In a recent high profile publication (Liu and Kraja et al. Nature Genetics. (2016) 48(10): 1162-70), the authors successfully utilized the Literature Lab™ platform to perform disease, anatomy, and pathway enrichment analysis on significant genes identified in the study. The 31 gene set used in this analysis was derived from meta-analysis of association results for blood pressure among a total of 327,288 individuals.
The results indicate that Literature Lab™ gene set enrichment analysis can provide important validation of known disease and pathway associations in large scale meta-analysis studies. Beyond this, Literature Lab™ can produce novel insights that open interpretations to new and advanced areas. In this case, nutritional and metabolic disease associations that point to potential roles for associated genes in metabolic syndrome.
A recent comment in Genome Biology (Ziemann et al.
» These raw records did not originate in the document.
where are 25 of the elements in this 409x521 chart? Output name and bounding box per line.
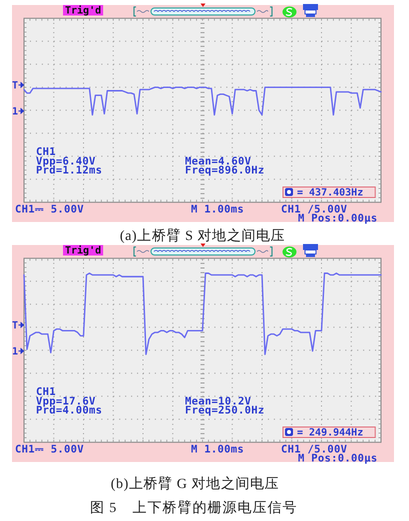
annotation: Prd=4.00ms [36, 404, 102, 416]
text: CH1⎓ 5.00V [15, 204, 84, 216]
annotation: = 249.944Hz [297, 428, 364, 438]
text: CH1⎓ 5.00V [15, 444, 84, 456]
annotation: Vpp=6.40V [36, 156, 96, 168]
text: 1 [12, 346, 18, 358]
text: Trig'd [65, 4, 102, 16]
annotation: Vpp=17.6V [36, 396, 96, 408]
text: Trig'd [65, 244, 102, 256]
annotation: Freq=250.0Hz [185, 404, 264, 416]
text: M 1.00ms [191, 444, 244, 456]
text: T [12, 80, 18, 92]
annotation: = 437.403Hz [297, 188, 364, 198]
text: 1 [12, 106, 18, 118]
annotation: CH1 [36, 146, 56, 158]
annotation: CH1 [36, 386, 56, 398]
annotation: Prd=1.12ms [36, 164, 102, 176]
text: M 1.00ms [191, 204, 244, 216]
text: (a)上桥臂 S 对地之间电压 [120, 228, 286, 244]
text: M Pos:0.00μs [298, 212, 378, 224]
caption: 图 5 上下桥臂的栅源电压信号 [90, 500, 298, 516]
text: M Pos:0.00μs [298, 452, 378, 464]
text: (b)上桥臂 G 对地之间电压 [110, 476, 280, 492]
annotation: Freq=896.0Hz [185, 164, 264, 176]
text: T [12, 320, 18, 332]
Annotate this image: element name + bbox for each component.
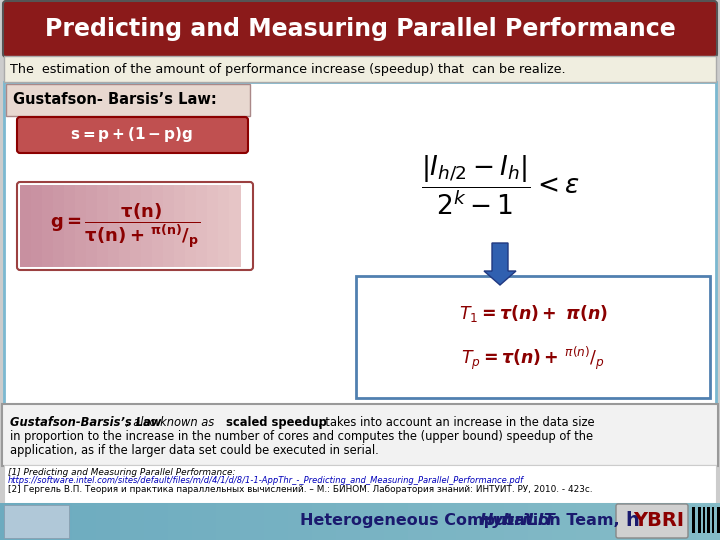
Text: $\dfrac{|I_{h/2} - I_h|}{2^k - 1} < \varepsilon$: $\dfrac{|I_{h/2} - I_h|}{2^k - 1} < \var… xyxy=(420,153,580,217)
Bar xyxy=(24,503,48,540)
Bar xyxy=(97,185,109,267)
FancyBboxPatch shape xyxy=(2,404,718,466)
Text: YBRI: YBRI xyxy=(633,511,684,530)
Bar xyxy=(196,185,208,267)
Text: $\boldsymbol{T_p = \tau(n)+\,^{\pi(n)}/_{p}}$: $\boldsymbol{T_p = \tau(n)+\,^{\pi(n)}/_… xyxy=(461,345,605,372)
Bar xyxy=(480,503,504,540)
Text: [1] Predicting and Measuring Parallel Performance:: [1] Predicting and Measuring Parallel Pe… xyxy=(8,468,235,477)
Bar xyxy=(336,503,360,540)
Bar xyxy=(119,185,131,267)
Bar xyxy=(108,185,120,267)
Text: HybriLIT: HybriLIT xyxy=(480,514,556,529)
Bar xyxy=(185,185,197,267)
Bar xyxy=(600,503,624,540)
Bar xyxy=(4,465,716,503)
Bar xyxy=(696,503,720,540)
Bar xyxy=(163,185,175,267)
FancyArrow shape xyxy=(484,243,516,285)
Text: , takes into account an increase in the data size: , takes into account an increase in the … xyxy=(318,416,595,429)
Text: https://software.intel.com/sites/default/files/m/d/4/1/d/8/1-1-AppThr_-_Predicti: https://software.intel.com/sites/default… xyxy=(8,476,524,485)
Bar xyxy=(312,503,336,540)
Bar xyxy=(528,503,552,540)
Bar xyxy=(648,503,672,540)
Bar xyxy=(552,503,576,540)
Bar xyxy=(4,82,716,405)
Bar xyxy=(288,503,312,540)
Bar xyxy=(86,185,98,267)
FancyBboxPatch shape xyxy=(17,117,248,153)
Bar xyxy=(672,503,696,540)
Bar xyxy=(712,507,714,533)
Bar xyxy=(707,507,710,533)
Bar xyxy=(716,507,719,533)
Bar xyxy=(0,503,720,540)
Bar xyxy=(31,185,43,267)
Text: scaled speedup: scaled speedup xyxy=(226,416,327,429)
FancyBboxPatch shape xyxy=(356,276,710,398)
Bar xyxy=(216,503,240,540)
Bar xyxy=(218,185,230,267)
Bar xyxy=(141,185,153,267)
Bar xyxy=(152,185,164,267)
Text: Gustafson-Barsis’s Law: Gustafson-Barsis’s Law xyxy=(10,416,161,429)
Text: The  estimation of the amount of performance increase (speedup) that  can be rea: The estimation of the amount of performa… xyxy=(10,63,566,76)
FancyBboxPatch shape xyxy=(6,84,250,116)
Bar xyxy=(53,185,65,267)
Text: $\mathbf{s = p + (1-p)g}$: $\mathbf{s = p + (1-p)g}$ xyxy=(71,125,194,145)
Bar xyxy=(504,503,528,540)
Bar xyxy=(75,185,87,267)
Text: h: h xyxy=(625,511,639,530)
Text: in proportion to the increase in the number of cores and computes the (upper bou: in proportion to the increase in the num… xyxy=(10,430,593,443)
Text: , also known as: , also known as xyxy=(126,416,218,429)
Bar xyxy=(42,185,54,267)
Bar xyxy=(0,503,24,540)
Bar xyxy=(360,503,384,540)
Bar xyxy=(624,503,648,540)
Bar xyxy=(144,503,168,540)
Bar xyxy=(192,503,216,540)
Bar xyxy=(240,503,264,540)
Bar xyxy=(576,503,600,540)
Bar xyxy=(4,505,69,538)
Bar xyxy=(168,503,192,540)
Bar xyxy=(456,503,480,540)
FancyBboxPatch shape xyxy=(616,504,688,538)
Bar xyxy=(96,503,120,540)
Text: $\boldsymbol{T_1 = \tau(n)+\ \pi(n)}$: $\boldsymbol{T_1 = \tau(n)+\ \pi(n)}$ xyxy=(459,302,608,323)
Bar xyxy=(130,185,142,267)
Bar xyxy=(174,185,186,267)
Bar xyxy=(72,503,96,540)
Bar xyxy=(207,185,219,267)
Bar xyxy=(20,185,32,267)
Bar xyxy=(64,185,76,267)
Bar xyxy=(384,503,408,540)
Bar xyxy=(48,503,72,540)
Text: Predicting and Measuring Parallel Performance: Predicting and Measuring Parallel Perfor… xyxy=(45,17,675,41)
Bar xyxy=(229,185,241,267)
Bar xyxy=(698,507,701,533)
Bar xyxy=(703,507,705,533)
Text: Heterogeneous Computation Team,: Heterogeneous Computation Team, xyxy=(300,514,625,529)
FancyBboxPatch shape xyxy=(3,1,717,57)
Text: [2] Гергель В.П. Теория и практика параллельных вычислений. – М.: БИНОМ. Лаборат: [2] Гергель В.П. Теория и практика парал… xyxy=(8,485,593,494)
Text: $\mathbf{g = \dfrac{\tau(n)}{\tau(n)+\,^{\pi(n)}/_{p}}}$: $\mathbf{g = \dfrac{\tau(n)}{\tau(n)+\,^… xyxy=(50,201,200,251)
Text: Gustafson- Barsis’s Law:: Gustafson- Barsis’s Law: xyxy=(13,92,217,107)
Bar xyxy=(408,503,432,540)
Bar xyxy=(264,503,288,540)
Bar xyxy=(692,507,695,533)
Text: application, as if the larger data set could be executed in serial.: application, as if the larger data set c… xyxy=(10,444,379,457)
Bar xyxy=(432,503,456,540)
Bar xyxy=(4,56,716,82)
Bar xyxy=(120,503,144,540)
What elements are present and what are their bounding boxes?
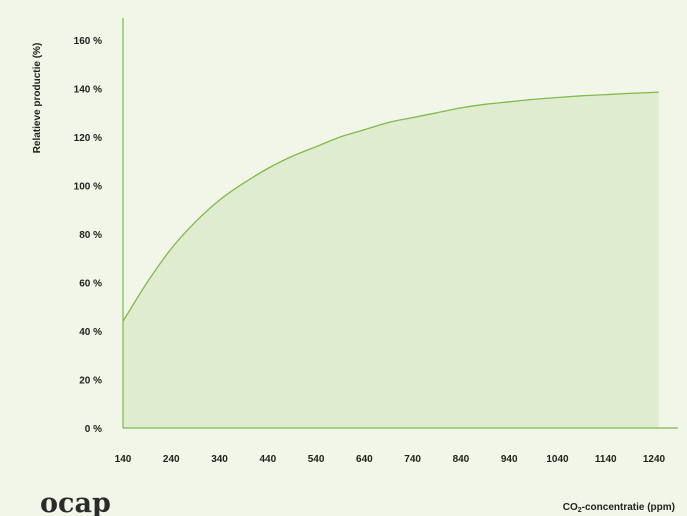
ocap-logo: ocap — [40, 488, 111, 516]
x-tick-labels: 140 240 340 440 540 640 740 840 940 1040 1140 1240 — [115, 454, 666, 465]
y-tick-label: 20 % — [79, 376, 102, 387]
y-tick-label: 100 % — [74, 182, 102, 193]
y-tick-label: 120 % — [74, 133, 102, 144]
x-tick-label: 940 — [501, 454, 518, 465]
series-area-fill — [123, 92, 659, 428]
y-tick-labels: 0 % 20 % 40 % 60 % 80 % 100 % 120 % 140 % 160 % — [74, 36, 102, 435]
y-tick-label: 140 % — [74, 85, 102, 96]
x-tick-label: 1140 — [595, 454, 617, 465]
x-tick-label: 240 — [163, 454, 180, 465]
x-tick-label: 540 — [308, 454, 325, 465]
x-tick-label: 140 — [115, 454, 132, 465]
x-tick-label: 840 — [453, 454, 470, 465]
x-tick-label: 340 — [211, 454, 228, 465]
series-line — [122, 91, 659, 322]
y-axis-title: Relatieve productie (%) — [32, 43, 43, 154]
y-tick-label: 60 % — [79, 279, 102, 290]
y-tick-label: 80 % — [79, 230, 102, 241]
x-tick-label: 1240 — [643, 454, 666, 465]
x-tick-label: 740 — [404, 454, 421, 465]
x-axis-title: CO2-concentratie (ppm) — [563, 502, 675, 514]
x-tick-label: 1040 — [546, 454, 569, 465]
y-tick-label: 40 % — [79, 327, 102, 338]
x-tick-label: 440 — [259, 454, 276, 465]
x-tick-label: 640 — [356, 454, 373, 465]
y-tick-label: 0 % — [85, 424, 102, 435]
y-tick-label: 160 % — [74, 36, 102, 47]
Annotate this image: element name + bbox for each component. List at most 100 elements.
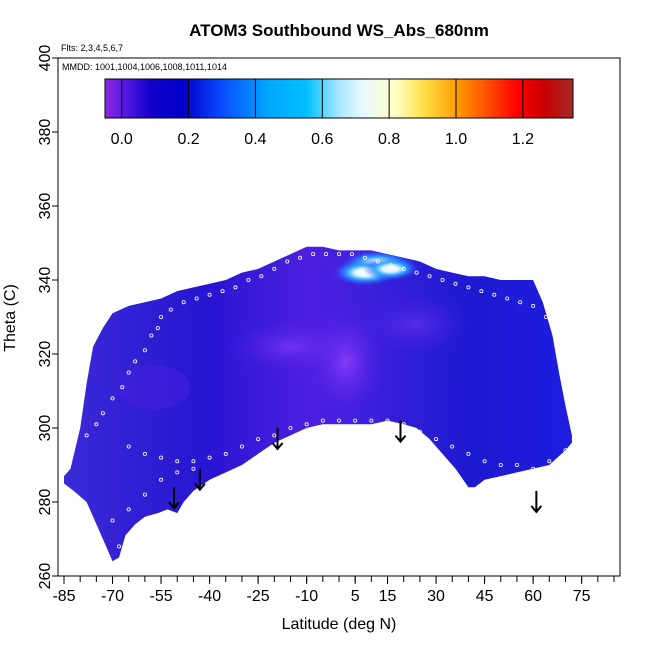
sample-point (181, 300, 186, 305)
sample-point (375, 259, 380, 264)
y-tick-label: 300 (37, 415, 54, 442)
sample-point (349, 252, 354, 257)
sample-point (466, 451, 471, 456)
x-axis: -85 -70 -55 -40 -25 -10 5 15 30 45 60 75 (52, 576, 615, 605)
arrow-marker (394, 420, 407, 444)
sample-point (256, 437, 261, 442)
sample-point (133, 359, 138, 364)
colorbar-tick-label: 0.0 (111, 131, 133, 148)
sample-point (479, 289, 484, 294)
sample-point (362, 255, 367, 260)
colorbar-tick-label: 0.6 (311, 131, 333, 148)
y-axis: 260 280 300 320 340 360 380 400 (37, 45, 58, 590)
x-tick-label: 45 (476, 588, 494, 605)
sample-point (498, 462, 503, 467)
sample-point (246, 277, 251, 282)
sample-point (288, 425, 293, 430)
arrow-head (194, 483, 206, 492)
sample-point (117, 544, 122, 549)
sample-point (110, 518, 115, 523)
x-tick-label: 15 (379, 588, 397, 605)
colorbar-tick-label: 0.8 (378, 131, 400, 148)
sample-point (324, 252, 329, 257)
sample-point (547, 459, 552, 464)
sample-point (126, 507, 131, 512)
sample-point (482, 459, 487, 464)
colorbar-tick-label: 0.4 (244, 131, 266, 148)
sample-point (544, 314, 549, 319)
sample-point (84, 433, 89, 438)
sample-point (233, 285, 238, 290)
sample-point (385, 418, 390, 423)
sample-point (466, 285, 471, 290)
sample-point (388, 263, 393, 268)
y-tick-label: 280 (37, 489, 54, 516)
sample-point (126, 370, 131, 375)
sample-point (298, 255, 303, 260)
y-tick-label: 340 (37, 267, 54, 294)
sample-point (369, 418, 374, 423)
colorbar-tick-label: 1.2 (512, 131, 534, 148)
sample-point (223, 451, 228, 456)
x-tick-label: -70 (101, 588, 124, 605)
arrow-marker (168, 487, 180, 510)
x-tick-label: 5 (351, 588, 360, 605)
sample-point (563, 448, 568, 453)
sample-point (320, 418, 325, 423)
dates-note: MMDD: 1001,1004,1006,1008,1011,1014 (62, 62, 227, 72)
sample-point (100, 411, 105, 416)
y-tick-label: 260 (37, 563, 54, 590)
chart-title: ATOM3 Southbound WS_Abs_680nm (189, 21, 489, 40)
sample-point (434, 437, 439, 442)
sample-point (285, 259, 290, 264)
purple-left-band (220, 316, 361, 377)
sample-point (126, 444, 131, 449)
sample-point (272, 266, 277, 271)
colorbar-gradient (104, 78, 574, 119)
sample-point (353, 418, 358, 423)
sample-point (239, 444, 244, 449)
sample-point (492, 292, 497, 297)
arrow-marker (271, 428, 284, 451)
sample-point (505, 296, 510, 301)
sample-point (514, 462, 519, 467)
x-axis-label: Latitude (deg N) (282, 616, 397, 633)
sample-point (175, 470, 180, 475)
sample-point (531, 303, 536, 308)
y-axis-label: Theta (C) (2, 284, 19, 352)
sample-point (531, 466, 536, 471)
sample-point (311, 252, 316, 257)
sample-point (220, 289, 225, 294)
arrow-head (168, 501, 180, 510)
x-tick-label: 30 (427, 588, 445, 605)
high-value-spot-2 (362, 257, 419, 281)
arrow-head (271, 442, 284, 451)
sample-point (120, 385, 125, 390)
sample-point (159, 455, 164, 460)
plot-area (64, 246, 572, 562)
sample-point (417, 429, 422, 434)
sample-point (259, 274, 264, 279)
sample-point (142, 451, 147, 456)
arrow-head (530, 505, 543, 514)
colorbar-tick-label: 1.0 (445, 131, 467, 148)
sample-point (207, 455, 212, 460)
sample-point (159, 477, 164, 482)
sample-point (450, 444, 455, 449)
sample-point (401, 266, 406, 271)
flights-note: Flts: 2,3,4,5,6,7 (61, 43, 123, 53)
arrow-head (394, 434, 407, 444)
sample-point (110, 396, 115, 401)
y-tick-label: 380 (37, 119, 54, 146)
x-tick-label: -40 (198, 588, 221, 605)
x-tick-label: 75 (573, 588, 591, 605)
sample-point (94, 422, 99, 427)
arrow-marker (530, 490, 543, 514)
sample-point (168, 307, 173, 312)
arrow-marker (194, 468, 206, 492)
sample-point (440, 277, 445, 282)
y-tick-label: 320 (37, 341, 54, 368)
sample-point (304, 422, 309, 427)
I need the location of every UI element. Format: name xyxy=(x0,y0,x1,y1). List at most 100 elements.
Genome Biology (2016) 17:177) revisited the issue of the Excel software under default settings mistakenly converting gene symbols to dates and floating - point numbers, as originally described in 2004.
The results of the authors' analysis of 18 prominent journals and 7,467 gene lists demonstrated that the proportion of published articles with Excel files containing gene lists affected by gene name errors is 19.6 %
Literature Lab™ subverts this dilemma by use of the Gene Thesaurus, a repository of human gene and protein nomenclature, containing symbols, names and aliases gathered from major genomic data repositories combined with extensive human and machine-assisted curation.
The Scientist magazine, July 2016
"Literature Lab is an easy to use automated functional analysis and data mining tool uniquely suited to uncover associations and co-occurrences among diseases, pathways, chemical actions, etc. in the literature. It was of great use to us in a recent study to uncover shared genetic etiology among allergic diseases” - Tesfaye Mersha, Assistant Professor, University of Cincinnati, Department of Pediatrics.
“We believe that these features are uniquely powerful in our automated approach to database interrogation and statistical analysis on the literature”, explains Paul Martinez, President and CEO. “Other tools have their databases periodically and cumulatively updated, and there is seldom time or resources to edit mistakes of the past. With quarterly releases of the database for statistical analysis on gene lists, and automated "as of this second" searches on associations of interest, Literature Lab™ sets a benchmark for timeliness that is far ahead of other functional analysis tools.”
The Scientist magazine, February 2016
“One of the most powerful strengths of the Literature Lab™ platform is that it addresses two big data issues", says Damon Anderson, Vice President of Business Development. "First, modern technologies are producing genetic data at unprecedented rates often resulting in a backlog of experimental questions with no real actionable answers. Second, the PubMed literature record is expanding at an ever increasing rate, resulting in a huge resource of critical information that remains relatively untapped”, explains Dr. Anderson.
The number of abstracts in PubMed in the period mined by Literature Lab™ is 16,674,480 (update - 17,553,429 - 9/30/2016). A record 1,081,927 were added to PubMed in 2015, a 29% increase over 2010 and a 118% increase over 2000 “This rate will only continue to climb in the coming years, making it increasingly more difficult to identify actionable associations from genetic data. Finding that needle in the haystack is a virtual impossibility using tradition Boolean search methods. A Literature Lab™ analysis of a 25 gene set is the equivalent of 1 billion manual queries of PubMed”, says Paul Martinez, President and CEO. “That’s a truly powerful advantage of the Literature Lab™ technology.”